A Pachner move has a very simple picture. If $N$ is a triangulated $n$-manifold and $C \subset N$ is a co-dimension zero subcomplex of $N$ which is equivalent to a subcomplex $D'$ of $\partial \Delta_{n+1}$ where $\Delta_{n+1}$ is an $(n+1)$-simplex equipped with its standard triangulation, then you can replace $N'$ in $N$ by $(\partial \Delta_{n+1}) \setminus D'$ from $\partial \Delta_{n+1}$, the gluing maps being the only ones available to you.

One way to say Pachner's theorem is that there is a ''graph'' of triangulations of $N$, and it is connected. Specifically, the vertices of this graph consist of triangulations of $N$ taken up to the equivalence that two triangulations are equivalent if there is an automorphism of $N$ sending one triangulation to the other. The edges of this graph are the Pachner moves.

This formulation hints at an idea. Is there a useful notion of "Pachner complex"?

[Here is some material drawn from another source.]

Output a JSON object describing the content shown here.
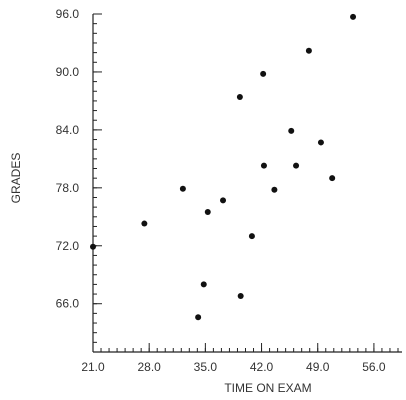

Of course this would lead to many further questions such as what geometric / topological properties does such a complex have, is it contractible for instance, are there "short" paths connecting any two points in the complex, and so on.

I'm curious if people have a sense for what such a Pachner complex should be. For example, some Pachner moves commute in the sense that the subcomplexes $C_1, C_2 \subset N$ are disjoint, so you can apply the Pachner moves independantly of each other. Presumably this should give rise to a "square" in any reasonable Pachner complex.

This feels related to the kind of complexes that Waldhausen and Hatcher used to use in the 70's but it's also a little different.

- Udo Pachner, P.L. homeomorphic manifolds are equivalent by elementary shellings, European J. Combin. 12 (1991), 129–145.